Providing the best IT security you can will help protect your own job security, even when it wasn't what your client or employer originally asked.
Whether you're an IT consultant or a network administrator, your livelihood depends on "job security". As the US and most of the rest of the modern world faces a financial downturn and a long, painful recovery, just about every IT worker will have to think about losing their salaried jobs or clients not only because of downsizing to save costs, but also because employers and clients may simply go out of business.
Sterling Camden's IT Consulting article, Effects of the recession on IT consultants, discusses some of the challenges facing consultants. As I pointed out in a comment, though, the single biggest factor in job security during a recession for consultants who maintain long-term relationships with their clients is the same as that for employees, because an employer is a special case of a client: the profitability and stability of the client or employer, and how much you help improve and protect that profitability and stability.
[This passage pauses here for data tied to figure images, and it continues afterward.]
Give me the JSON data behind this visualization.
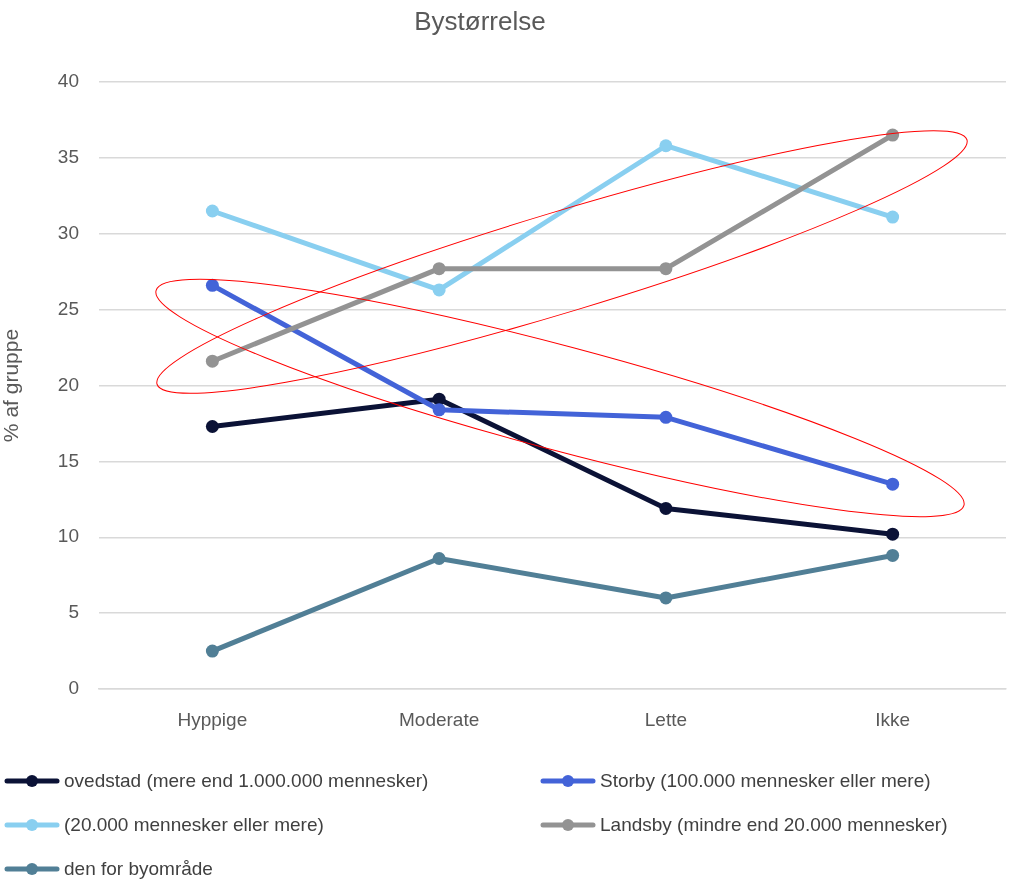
{
  "chart_data": {
    "type": "line",
    "title": "Bystørrelse",
    "ylabel": "% af gruppe",
    "categories": [
      "Hyppige",
      "Moderate",
      "Lette",
      "Ikke"
    ],
    "series": [
      {
        "name": "ovedstad (mere end 1.000.000 mennesker)",
        "color": "#0b1236",
        "values": [
          17.3,
          19.1,
          11.9,
          10.2
        ]
      },
      {
        "name": "Storby (100.000 mennesker eller mere)",
        "color": "#4363d8",
        "values": [
          26.6,
          18.4,
          17.9,
          13.5
        ]
      },
      {
        "name": "(20.000 mennesker eller mere)",
        "color": "#89cff0",
        "values": [
          31.5,
          26.3,
          35.8,
          31.1
        ]
      },
      {
        "name": "Landsby (mindre end 20.000 mennesker)",
        "color": "#939393",
        "values": [
          21.6,
          27.7,
          27.7,
          36.5
        ]
      },
      {
        "name": "den for byområde",
        "color": "#517f96",
        "values": [
          2.5,
          8.6,
          6.0,
          8.8
        ]
      }
    ],
    "ylim": [
      0,
      40
    ],
    "yticks": [
      0,
      5,
      10,
      15,
      20,
      25,
      30,
      35,
      40
    ],
    "grid": "y",
    "legend": "bottom",
    "marker": "circle",
    "line_style": "solid"
  }
}
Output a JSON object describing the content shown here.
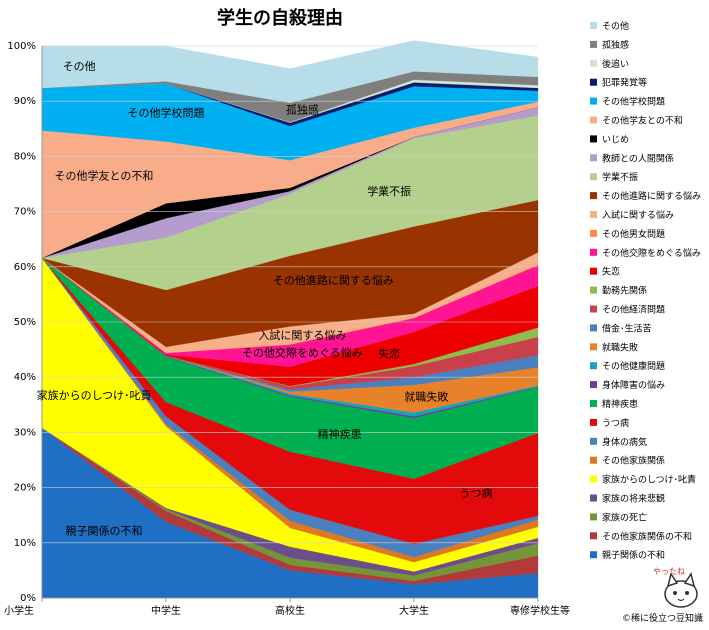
{
  "chart_data": {
    "type": "area",
    "title": "学生の自殺理由",
    "categories": [
      "小学生",
      "中学生",
      "高校生",
      "大学生",
      "専修学校生等"
    ],
    "ylim": [
      0,
      100
    ],
    "yticks": [
      "0%",
      "10%",
      "20%",
      "30%",
      "40%",
      "50%",
      "60%",
      "70%",
      "80%",
      "90%",
      "100%"
    ],
    "legend_position": "right",
    "series": [
      {
        "name": "親子関係の不和",
        "color": "#1f6fc4",
        "values": [
          30.8,
          13.8,
          5.0,
          2.5,
          4.5
        ],
        "label": "親子関係の不和"
      },
      {
        "name": "その他家族関係の不和",
        "color": "#b33a3a",
        "values": [
          0,
          2.0,
          1.0,
          0.6,
          3.2
        ],
        "label": ""
      },
      {
        "name": "家族の死亡",
        "color": "#74963b",
        "values": [
          0,
          0.3,
          1.3,
          1.0,
          2.2
        ],
        "label": ""
      },
      {
        "name": "家族の将来悲観",
        "color": "#6b4e8a",
        "values": [
          0,
          0.2,
          2.0,
          0.7,
          1.0
        ],
        "label": ""
      },
      {
        "name": "家族からのしつけ･叱責",
        "color": "#ffff00",
        "values": [
          30.8,
          14.8,
          3.4,
          1.7,
          2.0
        ],
        "label": "家族からのしつけ･叱責"
      },
      {
        "name": "その他家族関係",
        "color": "#e07820",
        "values": [
          0,
          0.4,
          1.3,
          0.9,
          1.3
        ],
        "label": ""
      },
      {
        "name": "身体の病気",
        "color": "#4a7fc0",
        "values": [
          0,
          1.4,
          2.0,
          2.4,
          0.7
        ],
        "label": ""
      },
      {
        "name": "うつ病",
        "color": "#e20a0a",
        "values": [
          0,
          2.6,
          10.5,
          11.8,
          15.0
        ],
        "label": "うつ病"
      },
      {
        "name": "精神疾患",
        "color": "#00b050",
        "values": [
          0,
          8.2,
          10.0,
          11.0,
          8.3
        ],
        "label": "精神疾患"
      },
      {
        "name": "身体障害の悩み",
        "color": "#6a3d9a",
        "values": [
          0,
          0.1,
          0.2,
          0.3,
          0.1
        ],
        "label": ""
      },
      {
        "name": "その他健康問題",
        "color": "#17a5b5",
        "values": [
          0,
          0.1,
          0.3,
          0.7,
          0.2
        ],
        "label": ""
      },
      {
        "name": "就職失敗",
        "color": "#e8822a",
        "values": [
          0,
          0,
          0.4,
          5.0,
          3.3
        ],
        "label": "就職失敗"
      },
      {
        "name": "借金･生活苦",
        "color": "#4a7fc0",
        "values": [
          0,
          0,
          0.4,
          1.4,
          2.2
        ],
        "label": ""
      },
      {
        "name": "その他経済問題",
        "color": "#c8404a",
        "values": [
          0,
          0,
          0.5,
          2.0,
          3.3
        ],
        "label": ""
      },
      {
        "name": "勤務先関係",
        "color": "#8fbc4a",
        "values": [
          0,
          0,
          0.1,
          0.4,
          1.7
        ],
        "label": ""
      },
      {
        "name": "失恋",
        "color": "#ee0000",
        "values": [
          0,
          0.2,
          3.5,
          5.8,
          7.5
        ],
        "label": "失恋"
      },
      {
        "name": "その他交際をめぐる悩み",
        "color": "#ff1493",
        "values": [
          0,
          0.3,
          4.0,
          2.5,
          3.8
        ],
        "label": "その他交際をめぐる悩み"
      },
      {
        "name": "その他男女問題",
        "color": "#ff8c42",
        "values": [
          0,
          0,
          0.1,
          0.1,
          0.1
        ],
        "label": ""
      },
      {
        "name": "入試に関する悩み",
        "color": "#f7b08a",
        "values": [
          0,
          1.1,
          3.2,
          0.7,
          2.2
        ],
        "label": "入試に関する悩み"
      },
      {
        "name": "その他進路に関する悩み",
        "color": "#993300",
        "values": [
          0,
          10.3,
          12.8,
          15.8,
          9.5
        ],
        "label": "その他進路に関する悩み"
      },
      {
        "name": "学業不振",
        "color": "#b3d08c",
        "values": [
          0,
          9.5,
          11.2,
          16.0,
          15.3
        ],
        "label": "学業不振"
      },
      {
        "name": "教師との人間関係",
        "color": "#b49ccc",
        "values": [
          0,
          3.5,
          0.5,
          0.2,
          1.5
        ],
        "label": ""
      },
      {
        "name": "いじめ",
        "color": "#000000",
        "values": [
          0,
          2.7,
          0.6,
          0,
          0
        ],
        "label": ""
      },
      {
        "name": "その他学友との不和",
        "color": "#f9ac8a",
        "values": [
          23.1,
          11.2,
          5.0,
          1.7,
          1.0
        ],
        "label": "その他学友との不和"
      },
      {
        "name": "その他学校問題",
        "color": "#00b0f0",
        "values": [
          7.7,
          10.5,
          6.2,
          7.5,
          2.0
        ],
        "label": "その他学校問題"
      },
      {
        "name": "犯罪発覚等",
        "color": "#0a1a6e",
        "values": [
          0,
          0,
          0.6,
          0.7,
          0.5
        ],
        "label": ""
      },
      {
        "name": "後追い",
        "color": "#cfe6cf",
        "values": [
          0,
          0,
          0.1,
          0.5,
          0.5
        ],
        "label": ""
      },
      {
        "name": "孤独感",
        "color": "#7f7f7f",
        "values": [
          0,
          0.4,
          3.5,
          1.5,
          1.5
        ],
        "label": "孤独感"
      },
      {
        "name": "その他",
        "color": "#b6dde8",
        "values": [
          7.6,
          6.4,
          6.2,
          5.6,
          3.6
        ],
        "label": "その他"
      }
    ],
    "legend_order": [
      "その他",
      "孤独感",
      "後追い",
      "犯罪発覚等",
      "その他学校問題",
      "その他学友との不和",
      "いじめ",
      "教師との人間関係",
      "学業不振",
      "その他進路に関する悩み",
      "入試に関する悩み",
      "その他男女問題",
      "その他交際をめぐる悩み",
      "失恋",
      "勤務先関係",
      "その他経済問題",
      "借金･生活苦",
      "就職失敗",
      "その他健康問題",
      "身体障害の悩み",
      "精神疾患",
      "うつ病",
      "身体の病気",
      "その他家族関係",
      "家族からのしつけ･叱責",
      "家族の将来悲観",
      "家族の死亡",
      "その他家族関係の不和",
      "親子関係の不和"
    ]
  },
  "credit": "©稀に役立つ豆知識",
  "mascot_text": "やったね"
}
Considering the significant dangers and unpredictability of business losses due to security issues, though, special care should be given to protecting client resources against losses due to security breaches.
Many employees and consultants in the IT world have a very "jobsworth" attitude toward work — doing exactly what the client specifies, and no more or less than that. It is during times of greatest financial hardship that employees and consultants should be most ready and willing to step outside the precise definitions of their jobs and try to provide additional value. This may require suggesting improvements to security technology implementations and policies, or even significant changes, rather than simply doing what you were told to do.
So-called "industry standard practices" or "industry best practices" — usually little more than a euphemism for "what everyone else is doing" — can sometimes ensure that tried and tested security policies will be employed to best effect. It can also mean that managers uncritically dictate implementation of poor security practices, and those of us given the responsibility of implementing them don't look closely enough at the advisability of such practices, because it is easy to get lulled into a false sense of security by the popularity of the practice.
Every step of the way during policy planning and implementation, you should think carefully and critically about the consequences of your policy choices, and consider alternatives. If logic tells you something different from the conventional wisdom, find out why this conflict between your view and the popular view exists; it may make the difference between being a victim of the same attacks that hit others somewhere down the line and being one of the well-prepared who aren't hit in a widespread security exploit epidemic.
A recession may cause many of us to become more conservative in how we deal with clients, for fear of upsetting the Powers That Be and losing income when we are kicked off the premises for contradicting the official line. Under such circumstances, many are less likely to suggest a less popularly used and more secure open source technology, for instance — because nobody gets fired for buying Oracle. It really should be a wake-up call, though, where we realize that a security breach can sometimes cause enough damage to the client that it can no longer afford our services, or even to send the client to bankruptcy.
Now is the time to speak up when alternative policies may be more secure, and to do more for the client than you would normally. Your livelihood may depend on it.